EmpathyMCPServer(MemoryHandlersMixin, WorkflowHandlersMixin) is the core server. The mixins supply handler groups: WorkflowHandlersMixin runs the analysis workflows, MemoryHandlersMixin handles cross-session memory. A RateLimiter guards against tool-call floods. create_server() builds a ready instance.
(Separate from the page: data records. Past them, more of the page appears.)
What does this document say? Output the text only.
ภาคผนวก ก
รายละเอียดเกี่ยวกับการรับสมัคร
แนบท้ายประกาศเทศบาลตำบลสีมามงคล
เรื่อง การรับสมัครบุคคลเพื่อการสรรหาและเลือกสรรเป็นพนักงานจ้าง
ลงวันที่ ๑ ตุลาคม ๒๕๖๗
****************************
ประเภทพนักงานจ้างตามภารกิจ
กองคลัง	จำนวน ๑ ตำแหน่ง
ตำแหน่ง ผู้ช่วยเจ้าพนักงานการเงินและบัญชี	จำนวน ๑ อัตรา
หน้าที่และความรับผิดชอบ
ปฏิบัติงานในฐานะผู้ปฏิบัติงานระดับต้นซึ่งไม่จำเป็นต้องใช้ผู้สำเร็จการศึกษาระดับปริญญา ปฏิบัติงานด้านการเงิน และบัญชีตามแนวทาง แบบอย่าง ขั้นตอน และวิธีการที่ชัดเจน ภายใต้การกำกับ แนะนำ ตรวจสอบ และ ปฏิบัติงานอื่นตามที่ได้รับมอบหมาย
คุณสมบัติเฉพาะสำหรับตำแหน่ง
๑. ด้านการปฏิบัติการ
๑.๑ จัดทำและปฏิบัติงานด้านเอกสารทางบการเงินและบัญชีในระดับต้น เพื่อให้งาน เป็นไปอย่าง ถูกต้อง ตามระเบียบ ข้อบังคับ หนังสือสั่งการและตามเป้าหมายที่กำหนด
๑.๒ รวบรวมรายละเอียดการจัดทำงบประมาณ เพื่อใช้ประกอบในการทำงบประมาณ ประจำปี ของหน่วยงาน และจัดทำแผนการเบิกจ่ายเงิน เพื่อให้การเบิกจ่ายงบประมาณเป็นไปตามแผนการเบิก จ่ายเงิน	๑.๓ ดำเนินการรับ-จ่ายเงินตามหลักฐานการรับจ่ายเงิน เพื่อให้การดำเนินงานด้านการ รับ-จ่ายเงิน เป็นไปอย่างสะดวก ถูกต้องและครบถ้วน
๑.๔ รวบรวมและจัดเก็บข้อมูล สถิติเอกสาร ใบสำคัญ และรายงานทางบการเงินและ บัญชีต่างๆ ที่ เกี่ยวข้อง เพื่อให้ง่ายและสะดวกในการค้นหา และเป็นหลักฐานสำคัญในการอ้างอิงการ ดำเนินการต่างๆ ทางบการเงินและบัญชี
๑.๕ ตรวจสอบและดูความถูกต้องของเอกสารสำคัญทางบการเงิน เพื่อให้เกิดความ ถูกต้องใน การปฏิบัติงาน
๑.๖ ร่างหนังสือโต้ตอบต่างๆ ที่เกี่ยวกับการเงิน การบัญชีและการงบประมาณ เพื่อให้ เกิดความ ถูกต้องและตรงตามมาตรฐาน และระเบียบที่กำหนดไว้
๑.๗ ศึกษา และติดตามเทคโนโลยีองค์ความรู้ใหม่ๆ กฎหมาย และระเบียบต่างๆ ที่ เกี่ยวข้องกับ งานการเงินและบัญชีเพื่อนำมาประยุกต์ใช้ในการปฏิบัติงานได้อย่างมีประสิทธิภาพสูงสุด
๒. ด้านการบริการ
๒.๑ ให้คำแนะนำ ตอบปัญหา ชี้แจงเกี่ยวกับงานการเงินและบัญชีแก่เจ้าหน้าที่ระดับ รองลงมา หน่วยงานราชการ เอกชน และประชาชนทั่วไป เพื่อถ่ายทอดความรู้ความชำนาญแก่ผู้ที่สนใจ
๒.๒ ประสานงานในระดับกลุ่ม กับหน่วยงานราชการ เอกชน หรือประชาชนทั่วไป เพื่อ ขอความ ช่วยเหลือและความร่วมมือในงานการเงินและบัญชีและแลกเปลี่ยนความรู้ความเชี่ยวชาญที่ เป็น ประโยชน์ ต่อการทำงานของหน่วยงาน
The tool surface — 41 built-in tools in 5 categories

At startup the server merges five built-in tool-schema groups (from attune.mcp.tool_schemas) into one registry, then lets installed plugins register more (_register_plugin_tools — e.g. attune-redis adds its redis_* tools), so server.tools can hold more than these 41:

Category Function Count Examples
Workflow get_workflow_tools() 21 code_review, security_audit, test_generation, release_notes, rag_knowledge_query
Utility get_utility_tools() 7 auth_status, telemetry_stats, attune_set_level, context_get
Help get_help_tools() 5 help_lookup, help_update, help_status
Memory get_memory_tools() 4 memory_store, memory_retrieve, memory_search
Personal memory get_personal_memory_tools() 4 personal_memory_capture, personal_memory_recall

A _build_dispatch_table() maps each tool name to the handler method that runs it; call_tool(name, arguments) is the async dispatch entry.

Resources and prompts

Beyond tools, the server publishes three resources (read-only data) and three prompts (reusable prompt templates):

Kind Names
Resources attune://workflows, attune://auth/config, attune://telemetry
Prompts security-scan, test-gen, cost-report

get_resource_list() and get_prompt_list() return them.

Rate limiting

A sliding-window RateLimiter(max_calls=60, window_seconds=60.0) caps tool calls — by default 60 calls per 60-second window — so a runaway client can't flood the server.

Transport and launch

The server runs over stdio: main() calls asyncio.run(_run_stdio()). Launch it with python -m attune.mcp.server. It logs to a temp file (attune-mcp.log) and loads .env so an ANTHROPIC_API_KEY is available to tools that need it (e.g. the help polish pass).

Design & extension

Design decisions

  • Mixins by domain. EmpathyMCPServer composes WorkflowHandlersMixin and MemoryHandlersMixin so handler groups stay cohesive and the server class stays a thin coordinator.
  • Schemas separate from handlers. Tool schemas live in tool_schemas.py (the five get_*_tools groups + resources + prompts); handlers live in the mixins; a dispatch table binds name → handler. Adding a tool touches both, deliberately.
  • stdio transport. The server speaks MCP over stdio (the standard local-client channel), so stdout is the protocol and logs go to a file.
  • Rate-limited by default. A 60-call/60-second sliding window protects against runaway clients without per-tool configuration.

Extension points

  • Add a tool: add its schema to the right get_*_tools group in tool_schemas.py, add a handler method, and register it in _build_dispatch_table().
  • Add a resource or prompt: extend get_resources() / get_prompts().
  • Tune rate limiting: construct the server's RateLimiter with a different max_calls / window_seconds.
  • Embed the server: create_server() returns an instance you can drive directly (e.g. in tests via await call_tool(...)).